Hello! Is there a wireless card (or even a chipset), that is most recommended with Free BSD *8.0* (or PC BSD *8.0 RC2*).

I have already found the appropriate section of the hardware notes (http://www.freebsd.org/releases/8.0R/hardware.html#WLAN), but this is quite a long list, and no specific reviews are available. 
I'm thus interested whether somebody has experience with WPA (or WPA-2) capable PCI wireless adapters working out of the box on Free BSD.


Currently, I have a Edimax EW-7128g (Ralink chipset), which did not work for me: from its normal position it could not detect any wireless networks at all; placing it close to my AP (a few cm distance), it could see the wireless network but could not connect to it (even after temporarely disabling WPA).
Now to tell the truth, I suspect that this is a hardware issue, since it cannot find any wireless networks also under Windows. HOWEVER: under Windows, when I tried moving it very near to my access point, it could not only detect the access point but also connect to it. So it still might be that my card is not fully supported under FreeBSD.

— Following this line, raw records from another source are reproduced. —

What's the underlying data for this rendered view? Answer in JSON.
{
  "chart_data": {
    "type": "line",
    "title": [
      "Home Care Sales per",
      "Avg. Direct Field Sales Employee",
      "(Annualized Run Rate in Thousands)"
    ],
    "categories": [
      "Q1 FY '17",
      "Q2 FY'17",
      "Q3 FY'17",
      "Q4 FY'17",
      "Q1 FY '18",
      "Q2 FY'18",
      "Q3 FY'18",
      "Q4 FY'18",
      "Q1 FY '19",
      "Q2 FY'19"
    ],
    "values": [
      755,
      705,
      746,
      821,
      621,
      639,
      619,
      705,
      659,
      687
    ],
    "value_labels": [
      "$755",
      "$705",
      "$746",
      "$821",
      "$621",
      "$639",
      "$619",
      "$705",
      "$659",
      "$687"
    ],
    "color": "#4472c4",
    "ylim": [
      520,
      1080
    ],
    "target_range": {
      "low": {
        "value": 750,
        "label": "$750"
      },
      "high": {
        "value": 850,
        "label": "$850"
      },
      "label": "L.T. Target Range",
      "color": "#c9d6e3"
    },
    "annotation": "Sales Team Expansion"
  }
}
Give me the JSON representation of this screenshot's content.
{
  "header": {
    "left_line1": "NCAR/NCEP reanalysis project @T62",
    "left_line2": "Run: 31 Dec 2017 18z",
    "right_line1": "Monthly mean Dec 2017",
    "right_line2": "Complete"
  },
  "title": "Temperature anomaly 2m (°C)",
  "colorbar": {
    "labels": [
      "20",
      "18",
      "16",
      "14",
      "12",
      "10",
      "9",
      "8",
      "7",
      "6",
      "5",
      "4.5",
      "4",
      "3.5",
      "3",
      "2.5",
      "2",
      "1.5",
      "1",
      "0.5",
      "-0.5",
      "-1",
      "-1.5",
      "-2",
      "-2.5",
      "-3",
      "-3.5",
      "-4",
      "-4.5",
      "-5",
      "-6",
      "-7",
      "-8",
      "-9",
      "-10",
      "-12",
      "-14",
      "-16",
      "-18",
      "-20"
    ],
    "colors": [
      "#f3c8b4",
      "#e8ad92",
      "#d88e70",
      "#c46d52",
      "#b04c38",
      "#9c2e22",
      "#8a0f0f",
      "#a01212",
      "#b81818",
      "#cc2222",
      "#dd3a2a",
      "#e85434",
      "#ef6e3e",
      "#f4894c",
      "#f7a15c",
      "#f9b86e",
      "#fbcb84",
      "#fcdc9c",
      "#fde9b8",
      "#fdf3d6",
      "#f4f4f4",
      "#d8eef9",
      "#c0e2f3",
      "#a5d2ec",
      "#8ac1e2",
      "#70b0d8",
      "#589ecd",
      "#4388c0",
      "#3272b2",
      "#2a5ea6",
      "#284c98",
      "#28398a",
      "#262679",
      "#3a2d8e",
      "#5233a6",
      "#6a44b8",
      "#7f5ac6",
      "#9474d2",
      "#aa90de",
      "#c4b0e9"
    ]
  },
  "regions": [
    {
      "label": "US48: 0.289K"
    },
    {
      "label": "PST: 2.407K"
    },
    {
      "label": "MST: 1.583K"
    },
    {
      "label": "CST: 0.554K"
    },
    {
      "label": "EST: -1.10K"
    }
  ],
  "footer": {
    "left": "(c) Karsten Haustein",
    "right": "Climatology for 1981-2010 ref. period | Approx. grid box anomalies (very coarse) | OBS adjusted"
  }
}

I have lost much time in experimenting, now I'd rather prefer buying a new adapter that is sure fully supported, so that I could actually get back to do some productive work


----------



## jb_fvwm2 (Feb 19, 2010)

Strange, upon much investigation I got a
edimax ew-7318usg which unexpectedly (much
errors leading upto it, wpa_ etc ) works flawlessly.
(I'm using _8 stable , on that box).
Cannot readily supply the configuration, it may
depend on your access point.  Is the latter not
very powerful, maybe...
Check the picture of the one I mentioned, note it
has an antenna...


----------



## lme@ (Feb 19, 2010)

I am very happy with my Atheros-based Allnet PCI card. I can't access it now, so I can't tell you the excact name of it.


----------



## parrot (Feb 23, 2010)

Hello, thanks for posting 
For now, I have bought a cheap TP-Link TL-WN321G USB adapter, and it kind of works: it can connect to my AP, but after some traffic (maybe half an hour or an hour), it disconnects. Of course, it could be that I have not configured something correctly...


----------



## bschmidt (Feb 23, 2010)

parrot said:
			
		

> Hello, thanks for posting
> For now, I have bought a cheap TP-Link TL-WN321G USB adapter, and it kind of works: it can connect to my AP, but after some traffic (maybe half an hour or an hour), it disconnects. Of course, it could be that I have not configured something correctly...



This card is used with the rum(4) driver isn't it? Are you using TKIP for encryption by any chance?


----------